Plus, I found the chemistry between DeWitt and Elizabeth to be a major fail.  I can understand how freaking hard it is to write a good dynamic duo, in any medium, but theirs didn’t work for me at all.  Interestingly enough, Dishonored had a better father – daughter dynamic and the two characters in that game said fewer words to one another.

On Hard difficulty, the game really frustrates, especially when Vigors are constantly depleted and fighting involves scurrying around spamming the Use button to loot fallen corpses for more ammo and supplies.  This is not a good game mechanic.  If all the items on dead bodies are worth picking up, why not make them all pick up automatically instead of requiring us to hit the Use key frantically?

This extends to the looting in exploratory sections of the game.  It worked well for the first couple of Bioshocks, because those games felt more like you were uncovering the mysteries and hidden corners of the beautifully desolate Rapture.  Here, the goal of the game was to get from point A to point B, and finding resources were just to ensure you could survive through all the human obstacles in your way.  I think it’s just that by this third game, the looting mechanic is fucking archaic.

The skyrails are an interesting addition but I felt it was a missed opportunity to not design in a sense of vertigo as you travelled along them.  I mean, if your intention was to make a game feel like a rollercoaster ride, then why not go all the way right?

It was unfortunate that the Songbird was underutilized despite being the best written thing about the game.  The way it died was the most resonantly tragic for me, reminiscent of the Big Daddy’s plight in its protection of the Little Sisters but it only ever showed up three or four times max.  And in the not-really-climatic final non-boss battle, it was quite literally “used” by you and Elizabeth to further your ends before being unceremoniously drowned – how hypocritical of us.

Bioshock Infinite’s major plus point is that it is eye candy to the max.  From the first moments you step into the city in the skies, I can guarantee your breath will be taken away.  There is nothing quite like what you see in this game in any other game right now, and when the major reveal happens and you look out at all the lighthouses that dot the landscape, Levine’s art and graphics team must be applauded.

But at the end of the day, a game should be merited for its gamic quality, and at best, like its predecessors, Bioshock Infinite is just a pretty rollercoaster ride with stops along the way to all the nicest, and more often than not, disturbing sights and sounds.  I think the best way I can describe Bioshock as a series now, is as video gaming tourism, with the addition of violent and artistic commentary.

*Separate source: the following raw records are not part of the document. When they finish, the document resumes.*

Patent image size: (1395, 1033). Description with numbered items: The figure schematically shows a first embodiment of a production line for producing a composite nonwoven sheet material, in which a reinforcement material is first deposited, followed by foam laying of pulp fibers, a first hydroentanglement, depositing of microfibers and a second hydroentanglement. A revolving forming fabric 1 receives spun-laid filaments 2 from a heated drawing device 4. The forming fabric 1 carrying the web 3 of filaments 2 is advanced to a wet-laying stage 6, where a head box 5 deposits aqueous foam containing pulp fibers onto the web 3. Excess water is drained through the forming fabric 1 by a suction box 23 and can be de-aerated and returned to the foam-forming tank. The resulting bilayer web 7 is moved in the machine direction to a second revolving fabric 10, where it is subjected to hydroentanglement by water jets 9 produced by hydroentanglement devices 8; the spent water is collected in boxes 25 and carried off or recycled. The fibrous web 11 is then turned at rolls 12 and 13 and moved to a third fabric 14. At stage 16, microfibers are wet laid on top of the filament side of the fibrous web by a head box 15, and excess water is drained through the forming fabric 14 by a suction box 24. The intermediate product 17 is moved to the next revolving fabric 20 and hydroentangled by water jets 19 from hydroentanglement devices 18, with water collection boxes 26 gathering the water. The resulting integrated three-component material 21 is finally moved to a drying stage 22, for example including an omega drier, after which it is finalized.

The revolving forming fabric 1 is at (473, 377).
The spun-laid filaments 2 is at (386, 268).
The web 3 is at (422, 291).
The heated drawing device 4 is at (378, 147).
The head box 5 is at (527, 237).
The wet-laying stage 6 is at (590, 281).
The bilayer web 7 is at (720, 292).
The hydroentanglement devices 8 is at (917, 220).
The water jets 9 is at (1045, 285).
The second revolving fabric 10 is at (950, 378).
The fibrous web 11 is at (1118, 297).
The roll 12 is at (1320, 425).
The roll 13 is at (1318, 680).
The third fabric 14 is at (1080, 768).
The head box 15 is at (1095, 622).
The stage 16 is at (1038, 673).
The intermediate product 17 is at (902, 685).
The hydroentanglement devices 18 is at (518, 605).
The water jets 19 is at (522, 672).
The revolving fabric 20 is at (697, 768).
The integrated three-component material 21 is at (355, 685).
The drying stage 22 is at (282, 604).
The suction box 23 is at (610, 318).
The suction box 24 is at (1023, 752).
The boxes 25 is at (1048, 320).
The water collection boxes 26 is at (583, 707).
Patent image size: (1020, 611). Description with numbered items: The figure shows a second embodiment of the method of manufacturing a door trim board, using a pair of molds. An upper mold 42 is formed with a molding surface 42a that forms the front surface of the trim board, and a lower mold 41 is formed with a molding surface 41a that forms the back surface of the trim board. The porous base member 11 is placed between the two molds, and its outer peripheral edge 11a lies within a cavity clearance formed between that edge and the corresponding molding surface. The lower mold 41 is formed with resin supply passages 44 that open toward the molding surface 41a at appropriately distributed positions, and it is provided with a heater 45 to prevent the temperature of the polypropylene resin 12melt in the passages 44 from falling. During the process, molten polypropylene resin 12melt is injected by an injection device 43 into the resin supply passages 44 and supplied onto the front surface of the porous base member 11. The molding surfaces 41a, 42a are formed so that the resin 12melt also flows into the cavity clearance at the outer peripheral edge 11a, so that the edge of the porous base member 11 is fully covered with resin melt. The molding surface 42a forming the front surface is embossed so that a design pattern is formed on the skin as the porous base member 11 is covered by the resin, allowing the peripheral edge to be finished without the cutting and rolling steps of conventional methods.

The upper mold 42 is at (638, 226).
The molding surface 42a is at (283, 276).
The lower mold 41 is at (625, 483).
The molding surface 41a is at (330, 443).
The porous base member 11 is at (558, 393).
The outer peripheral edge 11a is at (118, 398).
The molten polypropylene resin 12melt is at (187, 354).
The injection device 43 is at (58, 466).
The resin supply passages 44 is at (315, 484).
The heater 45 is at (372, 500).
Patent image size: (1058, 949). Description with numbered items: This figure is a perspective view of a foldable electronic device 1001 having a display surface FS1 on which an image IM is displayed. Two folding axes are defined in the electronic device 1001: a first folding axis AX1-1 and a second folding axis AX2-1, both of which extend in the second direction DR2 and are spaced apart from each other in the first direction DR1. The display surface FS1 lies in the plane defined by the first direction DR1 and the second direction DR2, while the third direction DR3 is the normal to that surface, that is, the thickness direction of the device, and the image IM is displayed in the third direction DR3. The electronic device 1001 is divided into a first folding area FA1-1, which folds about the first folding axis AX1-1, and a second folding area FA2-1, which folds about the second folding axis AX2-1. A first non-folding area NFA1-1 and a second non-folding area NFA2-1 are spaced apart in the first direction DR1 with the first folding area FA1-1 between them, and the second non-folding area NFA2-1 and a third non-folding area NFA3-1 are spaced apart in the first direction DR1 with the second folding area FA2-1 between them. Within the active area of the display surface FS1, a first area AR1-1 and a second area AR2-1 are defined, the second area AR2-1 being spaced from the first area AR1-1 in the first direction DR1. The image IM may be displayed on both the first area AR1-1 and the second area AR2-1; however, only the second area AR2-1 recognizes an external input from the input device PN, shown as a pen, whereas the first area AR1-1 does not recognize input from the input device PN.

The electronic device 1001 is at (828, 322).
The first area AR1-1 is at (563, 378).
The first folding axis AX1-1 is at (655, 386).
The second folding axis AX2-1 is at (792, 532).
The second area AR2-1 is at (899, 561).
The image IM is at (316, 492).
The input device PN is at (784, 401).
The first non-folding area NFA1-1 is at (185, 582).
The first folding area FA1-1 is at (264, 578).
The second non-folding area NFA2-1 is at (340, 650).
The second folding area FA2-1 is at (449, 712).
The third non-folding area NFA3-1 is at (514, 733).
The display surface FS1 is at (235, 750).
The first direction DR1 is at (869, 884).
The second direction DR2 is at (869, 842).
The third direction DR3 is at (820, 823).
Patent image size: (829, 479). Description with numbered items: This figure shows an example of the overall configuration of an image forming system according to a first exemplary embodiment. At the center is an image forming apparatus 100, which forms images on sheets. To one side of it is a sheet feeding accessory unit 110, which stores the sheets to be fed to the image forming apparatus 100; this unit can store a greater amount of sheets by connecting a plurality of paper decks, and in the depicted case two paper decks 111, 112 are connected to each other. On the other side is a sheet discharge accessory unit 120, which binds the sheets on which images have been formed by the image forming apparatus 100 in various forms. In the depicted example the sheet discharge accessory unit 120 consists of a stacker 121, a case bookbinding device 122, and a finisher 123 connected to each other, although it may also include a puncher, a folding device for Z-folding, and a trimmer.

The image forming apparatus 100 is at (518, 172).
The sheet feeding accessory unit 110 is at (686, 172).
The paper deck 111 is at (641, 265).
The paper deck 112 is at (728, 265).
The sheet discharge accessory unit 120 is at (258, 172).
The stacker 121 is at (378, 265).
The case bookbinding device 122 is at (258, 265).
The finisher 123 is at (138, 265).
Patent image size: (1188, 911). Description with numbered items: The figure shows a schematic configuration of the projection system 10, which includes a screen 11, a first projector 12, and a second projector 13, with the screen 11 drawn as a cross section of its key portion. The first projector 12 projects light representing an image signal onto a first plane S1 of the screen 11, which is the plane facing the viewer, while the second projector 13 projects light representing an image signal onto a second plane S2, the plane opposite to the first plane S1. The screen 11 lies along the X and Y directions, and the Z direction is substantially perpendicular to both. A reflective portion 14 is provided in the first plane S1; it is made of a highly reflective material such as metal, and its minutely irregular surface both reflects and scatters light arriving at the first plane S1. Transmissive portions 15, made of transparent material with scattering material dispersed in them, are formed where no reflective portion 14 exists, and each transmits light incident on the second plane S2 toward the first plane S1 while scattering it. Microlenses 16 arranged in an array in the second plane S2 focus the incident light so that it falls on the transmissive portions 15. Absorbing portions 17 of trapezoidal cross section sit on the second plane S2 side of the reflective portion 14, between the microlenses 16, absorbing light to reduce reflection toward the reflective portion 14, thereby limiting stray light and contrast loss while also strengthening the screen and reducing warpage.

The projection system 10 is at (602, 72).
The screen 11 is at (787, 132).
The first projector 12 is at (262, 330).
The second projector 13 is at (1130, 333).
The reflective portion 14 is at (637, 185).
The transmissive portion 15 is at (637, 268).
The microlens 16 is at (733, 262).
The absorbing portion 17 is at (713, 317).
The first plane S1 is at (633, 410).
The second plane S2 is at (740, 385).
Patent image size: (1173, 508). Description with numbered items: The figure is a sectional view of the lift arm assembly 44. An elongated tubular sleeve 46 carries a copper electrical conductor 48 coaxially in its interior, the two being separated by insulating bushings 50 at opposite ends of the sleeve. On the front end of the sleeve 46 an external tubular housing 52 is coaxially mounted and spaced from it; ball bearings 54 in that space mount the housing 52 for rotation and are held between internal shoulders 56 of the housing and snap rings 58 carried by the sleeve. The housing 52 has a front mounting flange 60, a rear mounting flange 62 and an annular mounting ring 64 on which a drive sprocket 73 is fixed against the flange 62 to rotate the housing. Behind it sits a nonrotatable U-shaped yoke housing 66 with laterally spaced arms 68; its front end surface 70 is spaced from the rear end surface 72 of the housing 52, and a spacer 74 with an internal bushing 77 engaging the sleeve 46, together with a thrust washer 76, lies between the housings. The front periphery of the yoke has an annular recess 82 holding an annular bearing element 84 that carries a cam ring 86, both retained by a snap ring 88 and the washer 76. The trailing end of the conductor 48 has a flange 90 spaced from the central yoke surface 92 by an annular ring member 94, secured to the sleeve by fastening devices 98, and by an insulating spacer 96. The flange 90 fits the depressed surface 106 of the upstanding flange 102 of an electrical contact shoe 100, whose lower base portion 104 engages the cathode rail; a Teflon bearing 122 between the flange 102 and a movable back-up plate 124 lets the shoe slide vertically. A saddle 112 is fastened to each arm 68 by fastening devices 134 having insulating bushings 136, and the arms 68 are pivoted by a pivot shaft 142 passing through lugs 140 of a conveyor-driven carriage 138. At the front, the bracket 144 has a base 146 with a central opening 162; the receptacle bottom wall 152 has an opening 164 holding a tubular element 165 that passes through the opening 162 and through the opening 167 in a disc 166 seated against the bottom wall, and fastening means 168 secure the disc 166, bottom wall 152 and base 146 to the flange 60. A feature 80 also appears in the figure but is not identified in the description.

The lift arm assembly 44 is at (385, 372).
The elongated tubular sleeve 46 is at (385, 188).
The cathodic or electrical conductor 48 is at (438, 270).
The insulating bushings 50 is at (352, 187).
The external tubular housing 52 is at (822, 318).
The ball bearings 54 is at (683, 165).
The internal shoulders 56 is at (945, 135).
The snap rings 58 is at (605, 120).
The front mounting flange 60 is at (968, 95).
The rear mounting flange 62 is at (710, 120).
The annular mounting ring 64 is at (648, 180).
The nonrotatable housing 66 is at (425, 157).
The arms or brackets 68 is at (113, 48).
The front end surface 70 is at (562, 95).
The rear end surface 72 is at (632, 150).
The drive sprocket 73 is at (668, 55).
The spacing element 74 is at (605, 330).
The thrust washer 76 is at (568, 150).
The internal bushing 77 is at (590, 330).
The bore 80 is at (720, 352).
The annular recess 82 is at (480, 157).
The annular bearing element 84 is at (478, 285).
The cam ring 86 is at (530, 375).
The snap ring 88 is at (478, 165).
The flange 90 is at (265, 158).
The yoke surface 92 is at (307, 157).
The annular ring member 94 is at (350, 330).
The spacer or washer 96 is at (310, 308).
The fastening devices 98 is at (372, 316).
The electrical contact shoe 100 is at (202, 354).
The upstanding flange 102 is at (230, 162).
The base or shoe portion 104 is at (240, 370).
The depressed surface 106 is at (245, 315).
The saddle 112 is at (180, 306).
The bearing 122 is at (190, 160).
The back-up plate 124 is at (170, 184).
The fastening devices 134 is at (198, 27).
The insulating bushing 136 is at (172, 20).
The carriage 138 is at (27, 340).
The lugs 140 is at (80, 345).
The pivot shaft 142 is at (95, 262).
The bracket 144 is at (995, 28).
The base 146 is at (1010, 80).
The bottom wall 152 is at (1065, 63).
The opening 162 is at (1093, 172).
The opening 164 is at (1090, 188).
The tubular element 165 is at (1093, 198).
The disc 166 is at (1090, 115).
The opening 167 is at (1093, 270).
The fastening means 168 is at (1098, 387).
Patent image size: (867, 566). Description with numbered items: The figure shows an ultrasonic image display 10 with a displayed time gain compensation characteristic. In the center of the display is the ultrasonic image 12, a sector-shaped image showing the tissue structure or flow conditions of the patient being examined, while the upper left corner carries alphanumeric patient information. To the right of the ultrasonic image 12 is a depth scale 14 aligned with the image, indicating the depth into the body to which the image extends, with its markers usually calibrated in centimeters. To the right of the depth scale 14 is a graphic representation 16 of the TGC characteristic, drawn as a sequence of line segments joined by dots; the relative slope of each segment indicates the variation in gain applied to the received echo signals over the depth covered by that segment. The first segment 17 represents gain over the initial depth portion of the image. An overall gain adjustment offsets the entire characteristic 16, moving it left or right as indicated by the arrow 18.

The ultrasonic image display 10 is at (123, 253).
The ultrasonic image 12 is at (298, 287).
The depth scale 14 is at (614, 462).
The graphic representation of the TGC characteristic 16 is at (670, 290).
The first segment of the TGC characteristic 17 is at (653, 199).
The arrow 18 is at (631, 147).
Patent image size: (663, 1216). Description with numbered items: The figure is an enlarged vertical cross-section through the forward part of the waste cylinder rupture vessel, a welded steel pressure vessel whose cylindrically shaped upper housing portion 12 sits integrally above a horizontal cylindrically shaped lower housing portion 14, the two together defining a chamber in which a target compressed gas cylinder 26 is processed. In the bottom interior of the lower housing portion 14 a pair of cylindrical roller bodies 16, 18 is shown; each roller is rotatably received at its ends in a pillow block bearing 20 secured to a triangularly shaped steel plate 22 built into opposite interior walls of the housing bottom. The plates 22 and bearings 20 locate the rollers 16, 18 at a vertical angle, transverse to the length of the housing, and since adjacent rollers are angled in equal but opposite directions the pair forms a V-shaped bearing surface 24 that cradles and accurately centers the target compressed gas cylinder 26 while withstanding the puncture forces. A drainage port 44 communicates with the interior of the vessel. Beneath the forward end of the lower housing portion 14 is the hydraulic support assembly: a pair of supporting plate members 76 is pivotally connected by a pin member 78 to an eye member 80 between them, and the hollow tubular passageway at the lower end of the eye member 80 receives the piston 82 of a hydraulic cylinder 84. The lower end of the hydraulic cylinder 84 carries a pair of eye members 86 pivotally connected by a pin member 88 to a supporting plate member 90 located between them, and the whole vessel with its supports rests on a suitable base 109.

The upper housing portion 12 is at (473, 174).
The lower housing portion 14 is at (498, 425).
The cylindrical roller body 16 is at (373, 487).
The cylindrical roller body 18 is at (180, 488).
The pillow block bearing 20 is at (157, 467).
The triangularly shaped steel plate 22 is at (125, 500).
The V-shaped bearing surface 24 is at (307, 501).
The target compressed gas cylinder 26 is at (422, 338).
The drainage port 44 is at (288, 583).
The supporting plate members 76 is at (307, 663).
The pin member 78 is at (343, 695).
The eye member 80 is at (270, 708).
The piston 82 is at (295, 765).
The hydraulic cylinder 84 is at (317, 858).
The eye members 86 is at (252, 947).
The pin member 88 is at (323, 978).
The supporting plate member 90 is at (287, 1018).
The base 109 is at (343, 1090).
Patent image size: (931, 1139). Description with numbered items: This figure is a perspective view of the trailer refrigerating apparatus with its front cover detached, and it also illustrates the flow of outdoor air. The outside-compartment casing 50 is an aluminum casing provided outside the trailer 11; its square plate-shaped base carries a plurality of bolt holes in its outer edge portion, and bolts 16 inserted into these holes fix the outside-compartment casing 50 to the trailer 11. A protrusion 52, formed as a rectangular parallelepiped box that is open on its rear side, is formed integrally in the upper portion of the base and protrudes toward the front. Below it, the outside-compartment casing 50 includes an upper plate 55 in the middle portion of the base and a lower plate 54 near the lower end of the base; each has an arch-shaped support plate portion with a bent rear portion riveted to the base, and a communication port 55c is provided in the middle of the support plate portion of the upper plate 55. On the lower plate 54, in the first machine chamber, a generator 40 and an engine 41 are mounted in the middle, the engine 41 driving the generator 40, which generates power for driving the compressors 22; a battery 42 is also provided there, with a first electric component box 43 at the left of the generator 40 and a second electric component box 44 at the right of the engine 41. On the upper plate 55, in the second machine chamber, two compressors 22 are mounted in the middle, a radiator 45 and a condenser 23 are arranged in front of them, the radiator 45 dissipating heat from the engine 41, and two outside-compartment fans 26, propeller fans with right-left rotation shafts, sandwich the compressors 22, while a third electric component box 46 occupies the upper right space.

I can only recommend this game if a) you have nothing else to play and b) have played the original Bioshocks.  What message it puts across by the end, its tribute to the games industry is wonderful, but it isn’t all that fun to play.  It’s also a little too on the nose with the commentary on racial and religious bigotry.  I’d like for it to be a lot subtler, to allow for more interpretation.  I want to be able to make up my own mind about things – but maybe that’s another point Levine was trying to make, that most other games try to shove their ideologies down our throats, and we can either violently rise up against or with it.